Like Sprinkles, there is usually a huge line outside this bakery. I've once stood in it for an hour to buy freshly baked goods and boba milk tea. There is typically a bakery bouncer (lol) that stands at the door and lets people in little by little. Once inside, you grab a tray, a pair of tongs and go to town. If you ever go here, be prepared to jostle with finicky foodies, old Asian women and the occasional out of place non-Asian person for the fresh baked goods. There are constantly new platters of pastries being brought out that are often snatched up before the worker has a chance to set it down on a shelf -- I'm not exaggerating here.
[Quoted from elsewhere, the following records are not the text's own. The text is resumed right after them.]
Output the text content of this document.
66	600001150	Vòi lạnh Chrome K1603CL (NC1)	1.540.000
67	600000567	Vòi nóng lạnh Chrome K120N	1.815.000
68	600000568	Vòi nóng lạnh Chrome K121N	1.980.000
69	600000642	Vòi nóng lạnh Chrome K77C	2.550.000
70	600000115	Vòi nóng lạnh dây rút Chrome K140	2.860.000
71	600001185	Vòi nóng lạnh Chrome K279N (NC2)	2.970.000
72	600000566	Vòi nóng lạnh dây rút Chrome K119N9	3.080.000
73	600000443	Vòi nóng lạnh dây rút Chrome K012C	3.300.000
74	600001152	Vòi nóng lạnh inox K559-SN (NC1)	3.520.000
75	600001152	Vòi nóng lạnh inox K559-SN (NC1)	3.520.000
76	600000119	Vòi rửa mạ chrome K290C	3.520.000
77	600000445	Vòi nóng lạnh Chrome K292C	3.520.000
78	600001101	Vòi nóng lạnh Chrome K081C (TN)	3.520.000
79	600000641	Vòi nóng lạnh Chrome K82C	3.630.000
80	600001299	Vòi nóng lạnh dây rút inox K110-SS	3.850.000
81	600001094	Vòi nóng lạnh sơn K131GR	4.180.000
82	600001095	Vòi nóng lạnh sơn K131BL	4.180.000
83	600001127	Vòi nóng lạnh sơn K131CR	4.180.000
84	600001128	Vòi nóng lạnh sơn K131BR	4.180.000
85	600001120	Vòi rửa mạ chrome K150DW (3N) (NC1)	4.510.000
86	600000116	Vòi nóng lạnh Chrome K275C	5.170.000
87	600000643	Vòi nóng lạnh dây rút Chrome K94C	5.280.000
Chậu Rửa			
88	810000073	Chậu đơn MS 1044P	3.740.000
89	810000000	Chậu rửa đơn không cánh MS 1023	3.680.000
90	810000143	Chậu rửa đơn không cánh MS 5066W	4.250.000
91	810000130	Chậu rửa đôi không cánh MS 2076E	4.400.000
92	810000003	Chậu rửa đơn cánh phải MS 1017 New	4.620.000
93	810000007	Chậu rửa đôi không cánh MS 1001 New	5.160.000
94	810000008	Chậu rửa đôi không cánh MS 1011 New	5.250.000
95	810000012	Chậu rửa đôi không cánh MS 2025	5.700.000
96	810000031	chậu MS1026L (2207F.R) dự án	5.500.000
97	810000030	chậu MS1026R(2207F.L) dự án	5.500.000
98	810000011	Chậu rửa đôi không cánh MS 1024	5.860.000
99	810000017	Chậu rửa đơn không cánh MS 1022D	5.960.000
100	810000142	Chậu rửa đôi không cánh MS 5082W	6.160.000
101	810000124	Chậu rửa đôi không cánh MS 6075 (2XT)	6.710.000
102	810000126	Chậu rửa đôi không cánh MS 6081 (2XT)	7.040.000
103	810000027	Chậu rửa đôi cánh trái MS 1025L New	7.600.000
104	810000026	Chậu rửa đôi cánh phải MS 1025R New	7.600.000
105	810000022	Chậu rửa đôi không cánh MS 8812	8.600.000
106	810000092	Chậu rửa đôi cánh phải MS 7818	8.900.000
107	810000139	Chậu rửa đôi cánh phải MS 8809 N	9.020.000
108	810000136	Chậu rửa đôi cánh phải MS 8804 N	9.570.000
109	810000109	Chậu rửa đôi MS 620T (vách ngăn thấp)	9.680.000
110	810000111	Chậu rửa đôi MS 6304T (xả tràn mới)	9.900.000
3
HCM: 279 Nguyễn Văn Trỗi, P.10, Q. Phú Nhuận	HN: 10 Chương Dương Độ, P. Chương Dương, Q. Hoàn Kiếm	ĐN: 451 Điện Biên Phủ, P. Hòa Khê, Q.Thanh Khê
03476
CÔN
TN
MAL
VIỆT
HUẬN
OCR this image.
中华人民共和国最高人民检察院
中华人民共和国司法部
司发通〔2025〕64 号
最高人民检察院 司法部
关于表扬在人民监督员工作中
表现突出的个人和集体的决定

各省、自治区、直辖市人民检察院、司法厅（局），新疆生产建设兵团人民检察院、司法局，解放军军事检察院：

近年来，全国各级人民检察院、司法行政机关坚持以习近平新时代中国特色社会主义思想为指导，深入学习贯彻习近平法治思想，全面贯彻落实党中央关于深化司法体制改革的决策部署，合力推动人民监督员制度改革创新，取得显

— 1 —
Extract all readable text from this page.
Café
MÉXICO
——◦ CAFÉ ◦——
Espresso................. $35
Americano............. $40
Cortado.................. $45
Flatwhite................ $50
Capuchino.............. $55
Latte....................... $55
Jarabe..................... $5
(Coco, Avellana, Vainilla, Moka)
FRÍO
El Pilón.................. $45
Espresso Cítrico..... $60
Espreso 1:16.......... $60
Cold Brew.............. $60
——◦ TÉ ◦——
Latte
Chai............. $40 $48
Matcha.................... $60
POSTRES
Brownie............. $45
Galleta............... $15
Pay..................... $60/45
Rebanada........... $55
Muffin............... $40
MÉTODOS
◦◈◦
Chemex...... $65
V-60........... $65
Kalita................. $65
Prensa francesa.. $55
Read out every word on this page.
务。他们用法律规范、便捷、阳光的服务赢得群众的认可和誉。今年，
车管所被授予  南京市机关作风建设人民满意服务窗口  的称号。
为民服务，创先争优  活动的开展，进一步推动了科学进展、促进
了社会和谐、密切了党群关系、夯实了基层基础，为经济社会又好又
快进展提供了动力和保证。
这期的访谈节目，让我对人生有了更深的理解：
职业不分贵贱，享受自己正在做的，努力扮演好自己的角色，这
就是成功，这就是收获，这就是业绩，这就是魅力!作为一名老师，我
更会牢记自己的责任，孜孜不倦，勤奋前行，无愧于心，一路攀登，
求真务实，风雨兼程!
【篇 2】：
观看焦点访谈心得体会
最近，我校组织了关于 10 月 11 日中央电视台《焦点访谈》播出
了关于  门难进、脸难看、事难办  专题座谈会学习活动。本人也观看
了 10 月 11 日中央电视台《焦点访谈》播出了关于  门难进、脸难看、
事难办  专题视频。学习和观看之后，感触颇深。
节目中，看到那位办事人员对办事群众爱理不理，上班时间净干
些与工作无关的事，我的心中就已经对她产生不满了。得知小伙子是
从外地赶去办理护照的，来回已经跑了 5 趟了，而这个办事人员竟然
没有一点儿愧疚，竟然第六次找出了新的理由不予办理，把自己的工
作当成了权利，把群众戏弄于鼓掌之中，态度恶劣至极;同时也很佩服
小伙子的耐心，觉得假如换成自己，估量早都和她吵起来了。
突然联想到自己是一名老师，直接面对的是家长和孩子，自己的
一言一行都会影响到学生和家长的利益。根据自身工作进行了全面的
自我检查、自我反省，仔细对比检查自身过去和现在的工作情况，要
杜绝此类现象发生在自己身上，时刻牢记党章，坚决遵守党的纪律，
It's a bad thing to have a favorite pastry here because it's a crapshoot whether that particular pastry will be there when you get inside or not. They probably have 40 different varieties of baked pastries (not counting the pastry case shown below) you can buy and I've tried about 15 of them. If you take a peek into the back kitchen, you'll see ~10 cooks bustling around throwing things in giant ovens and giant racks of dough ready to be baked. The staff is super friendly and will always go in the back to check if your favorite pastry is coming out of the oven any time soon. Unfortunately, most of the time the answer is, "It won't be ready until later tonight :(." For the record, my favorite pastry is the little Japanese cream bun thing. It looks like a small round bao with a white swirl (like a naruto) on top.
It's no secret I don't eat fruit, if you know me. If you don't know me and you just balked, I'll explain some other time. As you can see from the picture above, everything has fruit. That's how Chinese pastries roll. A majority of the celebrations I went to as a child I couldn't eat dessert. That combined with my mom never serving dessert at home (it's not traditional for Chinese people to do that, it's not that she's mean!), I don't have a very large sweet tooth. I know this is quite a different story than Willy Wonka, at least in the new movie, I don't remember how the original one went. If you're balking again because you know how much I like to bake, then you must not know that I rarely eat what I bake. All that fruit talk aside, I was still always amazed at how beautiful Chinese pastries were, especially the ones at 85° Bakery. I know this sounds like some sort of Yelp review, but I urge anyone in Southern California to try this bakery out!
Oh ya! Back to the boba. It's ridiculously good here! The milk tea is sweetened perfectly (except for that one time they forgot to put sugar in mine...) and the boba has just the right amount of chew and flavor. You'd be surprised how much boba has no flavor. Yuck.